The young ladies resisted. They were hungry, they were feeling quite ill. So the mother accompanied them to the kitchen, to see if they could discover anything. The father at once returned stealthily to his wrappers. He well knew that, without them, every little luxury in the home would have disappeared; and that was why, in spite of the scorn and unjust quarrels, he obstinately remained till daybreak engaged in this secret work, happy like the worthy man he was whenever he fancied that an extra piece of lace would hook a rich husband. As they were already stinting the food, without managing to save sufficient for the dresses and the Tuesday receptions, he resigned himself to his martyr-like labour, dressed in rags, whilst the mother and daughters wandered from drawing-room to drawing-room with flowers in their hair.
“What a stench there is here!” cried Madame Josserand on entering the kitchen. “To think that I can never get that slut Adèle to leave the window slightly open! She pretends that the room is so very cold in the morning.”
She went and opened the window, and from the narrow courtyard separating the kitchens there rose an icy dampness, the unsavoury odour of a musty cellar. The candle which Berthe had lighted caused colossal shadows of naked shoulders to dance upon the wall.

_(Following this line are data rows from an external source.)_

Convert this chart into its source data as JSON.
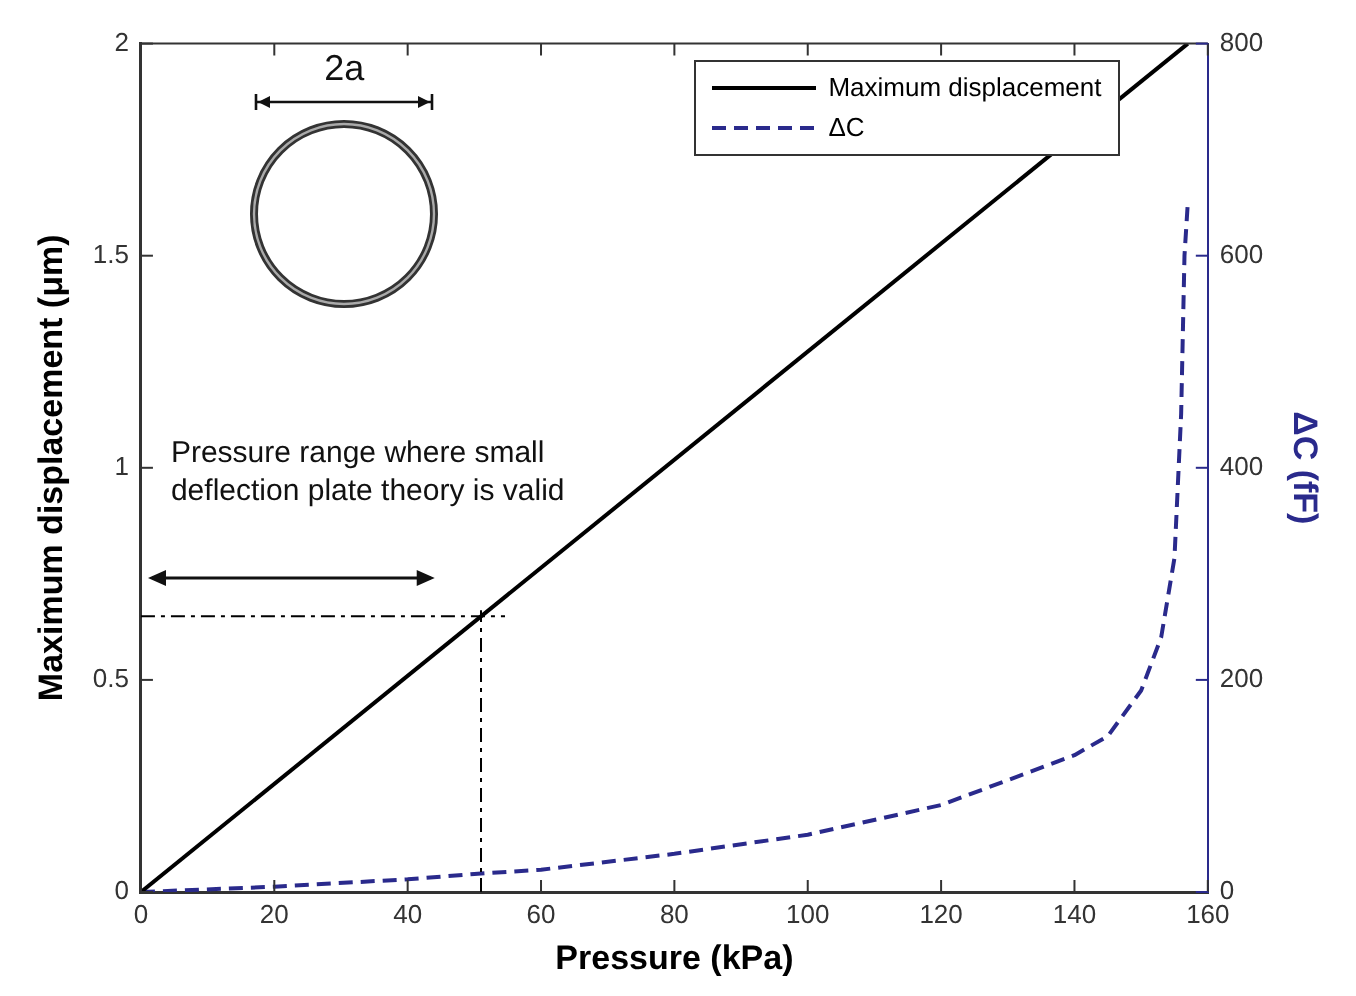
{
  "chart_data": {
    "type": "line",
    "xlabel": "Pressure (kPa)",
    "ylabel": "Maximum displacement (μm)",
    "y2label": "ΔC (fF)",
    "xlim": [
      0,
      160
    ],
    "xticks": [
      0,
      20,
      40,
      60,
      80,
      100,
      120,
      140,
      160
    ],
    "ylim": [
      0,
      2
    ],
    "yticks": [
      0,
      0.5,
      1,
      1.5,
      2
    ],
    "y2lim": [
      0,
      800
    ],
    "y2ticks": [
      0,
      200,
      400,
      600,
      800
    ],
    "grid": false,
    "legend": "top right",
    "marker": "none",
    "series": [
      {
        "name": "Maximum displacement",
        "color": "#000000",
        "line_style": "solid",
        "x": [
          0,
          157
        ],
        "values": [
          0,
          2
        ]
      },
      {
        "name": "ΔC",
        "color": "#2a2a8c",
        "line_style": "dashed",
        "axis": "y2",
        "x": [
          0,
          20,
          40,
          50,
          60,
          80,
          100,
          120,
          140,
          145,
          150,
          153,
          155,
          156,
          156.5,
          157
        ],
        "values": [
          0,
          5,
          12,
          17,
          21,
          36,
          54,
          82,
          129,
          147,
          190,
          240,
          315,
          451,
          600,
          650
        ]
      }
    ],
    "ref_lines": [
      {
        "axis": "y",
        "value": 0.65,
        "color": "#000000",
        "line_style": "dashed"
      },
      {
        "axis": "x",
        "value": 51,
        "color": "#000000",
        "line_style": "dashed"
      }
    ],
    "annotations": [
      "Pressure range where small deflection plate theory is valid",
      "2a"
    ]
  }
}
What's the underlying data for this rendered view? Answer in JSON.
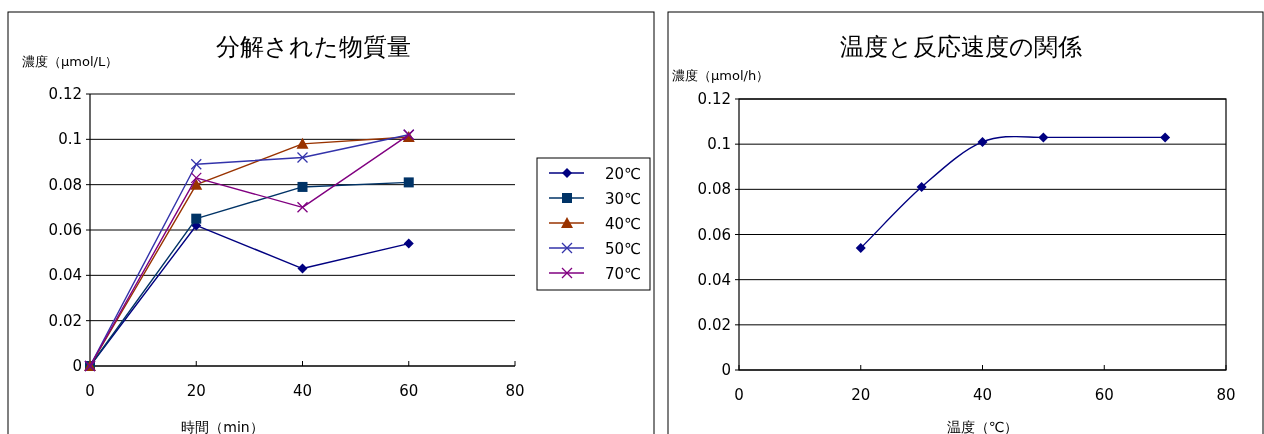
{
  "chart_data": [
    {
      "type": "line",
      "title": "分解された物質量",
      "xlabel": "時間（min）",
      "ylabel": "濃度（μmol/L）",
      "x": [
        0,
        20,
        40,
        60
      ],
      "xlim": [
        0,
        80
      ],
      "xticks": [
        0,
        20,
        40,
        60,
        80
      ],
      "ylim": [
        0,
        0.12
      ],
      "yticks": [
        0,
        0.02,
        0.04,
        0.06,
        0.08,
        0.1,
        0.12
      ],
      "grid": "y",
      "legend": "right",
      "series": [
        {
          "name": "20℃",
          "color": "#000080",
          "marker": "diamond",
          "values": [
            0,
            0.062,
            0.043,
            0.054
          ]
        },
        {
          "name": "30℃",
          "color": "#003366",
          "marker": "square",
          "values": [
            0,
            0.065,
            0.079,
            0.081
          ]
        },
        {
          "name": "40℃",
          "color": "#993300",
          "marker": "triangle",
          "values": [
            0,
            0.08,
            0.098,
            0.101
          ]
        },
        {
          "name": "50℃",
          "color": "#3333aa",
          "marker": "cross",
          "values": [
            0,
            0.089,
            0.092,
            0.102
          ]
        },
        {
          "name": "70℃",
          "color": "#800080",
          "marker": "cross",
          "values": [
            0,
            0.083,
            0.07,
            0.102
          ]
        }
      ]
    },
    {
      "type": "line",
      "title": "温度と反応速度の関係",
      "xlabel": "温度（℃）",
      "ylabel": "濃度（μmol/h）",
      "x": [
        20,
        30,
        40,
        50,
        70
      ],
      "xlim": [
        0,
        80
      ],
      "xticks": [
        0,
        20,
        40,
        60,
        80
      ],
      "ylim": [
        0,
        0.12
      ],
      "yticks": [
        0,
        0.02,
        0.04,
        0.06,
        0.08,
        0.1,
        0.12
      ],
      "grid": "y",
      "series": [
        {
          "color": "#000080",
          "marker": "diamond",
          "values": [
            0.054,
            0.081,
            0.101,
            0.103,
            0.103
          ]
        }
      ]
    }
  ]
}
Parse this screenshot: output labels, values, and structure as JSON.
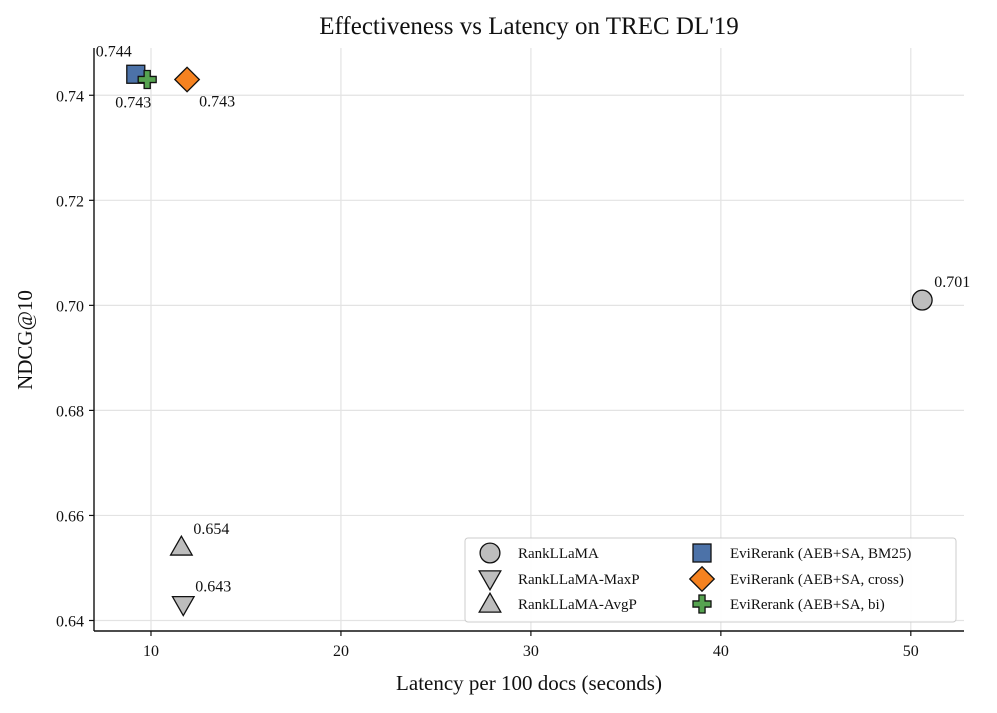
{
  "chart_data": {
    "type": "scatter",
    "title": "Effectiveness vs Latency on TREC DL'19",
    "xlabel": "Latency per 100 docs (seconds)",
    "ylabel": "NDCG@10",
    "xlim": [
      7,
      52.8
    ],
    "ylim": [
      0.638,
      0.749
    ],
    "xticks": [
      10,
      20,
      30,
      40,
      50
    ],
    "yticks": [
      0.64,
      0.66,
      0.68,
      0.7,
      0.72,
      0.74
    ],
    "ytick_labels": [
      "0.64",
      "0.66",
      "0.68",
      "0.70",
      "0.72",
      "0.74"
    ],
    "grid": true,
    "legend_position": "bottom-right",
    "series": [
      {
        "name": "RankLLaMA",
        "marker": "circle",
        "color": "#bdbdbd",
        "points": [
          {
            "x": 50.6,
            "y": 0.701,
            "label": "0.701",
            "label_pos": "upper-right"
          }
        ]
      },
      {
        "name": "RankLLaMA-MaxP",
        "marker": "triangle-down",
        "color": "#bdbdbd",
        "points": [
          {
            "x": 11.7,
            "y": 0.643,
            "label": "0.643",
            "label_pos": "upper-right"
          }
        ]
      },
      {
        "name": "RankLLaMA-AvgP",
        "marker": "triangle-up",
        "color": "#bdbdbd",
        "points": [
          {
            "x": 11.6,
            "y": 0.654,
            "label": "0.654",
            "label_pos": "upper-right"
          }
        ]
      },
      {
        "name": "EviRerank (AEB+SA, BM25)",
        "marker": "square",
        "color": "#4c72a8",
        "points": [
          {
            "x": 9.2,
            "y": 0.744,
            "label": "0.744",
            "label_pos": "upper-left"
          }
        ]
      },
      {
        "name": "EviRerank (AEB+SA, cross)",
        "marker": "diamond",
        "color": "#f58220",
        "points": [
          {
            "x": 11.9,
            "y": 0.743,
            "label": "0.743",
            "label_pos": "lower-right"
          }
        ]
      },
      {
        "name": "EviRerank (AEB+SA, bi)",
        "marker": "plus",
        "color": "#56a350",
        "points": [
          {
            "x": 9.8,
            "y": 0.743,
            "label": "0.743",
            "label_pos": "lower-left"
          }
        ]
      }
    ],
    "legend_columns": [
      [
        "RankLLaMA",
        "RankLLaMA-MaxP",
        "RankLLaMA-AvgP"
      ],
      [
        "EviRerank (AEB+SA, BM25)",
        "EviRerank (AEB+SA, cross)",
        "EviRerank (AEB+SA, bi)"
      ]
    ]
  }
}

“And what a state the place is in!” continued Madame Josserand, sniffing about, and poking her nose into all the dirty corners. “She has not scrubbed her table for a fortnight. Here are plates which have been waiting to be washed since the day before yesterday. On my word, it is disgusting! And her sink, just look! smell it now, smell her sink!”
Her rage was lashing itself. She tumbled the crockery about with her arms white with rice powder and bedecked with gold bangles; she trailed her flaring dress amidst the grease stains, catching it in cooking utensils thrown under the tables, risking her hardly earned luxury amongst the vegetable parings. At last, the discovery of a notched knife made her anger break all bounds.
“I will turn her into the street to-morrow morning!”
“You will be no better off,” quietly remarked Hortense. “We are never able to keep anyone. This is the first who has stayed three months. The moment they begin to get a little decent and know how to make melted butter, off they go.”
Madame Josserand bit her lips. As a matter of fact, Adèle alone, stupid and lousy, and only lately arrived from her native Brittany, could put up with the ridiculously vain penury of these middle-class people, who took advantage of her ignorance and her slovenliness to half starve her. Twenty times already, on account of a comb found on the bread or of some abominable stew which gave them all the colic, they had talked of sending her about her business; then, they had resigned themselves to putting up with her, in the presence of the difficulty of replacing her, for the pilferers themselves declined to be engaged, to enter that hole, where even the lumps of sugar were counted.
“I can’t discover anything!” murmured Berthe, who was rummaging a cupboard.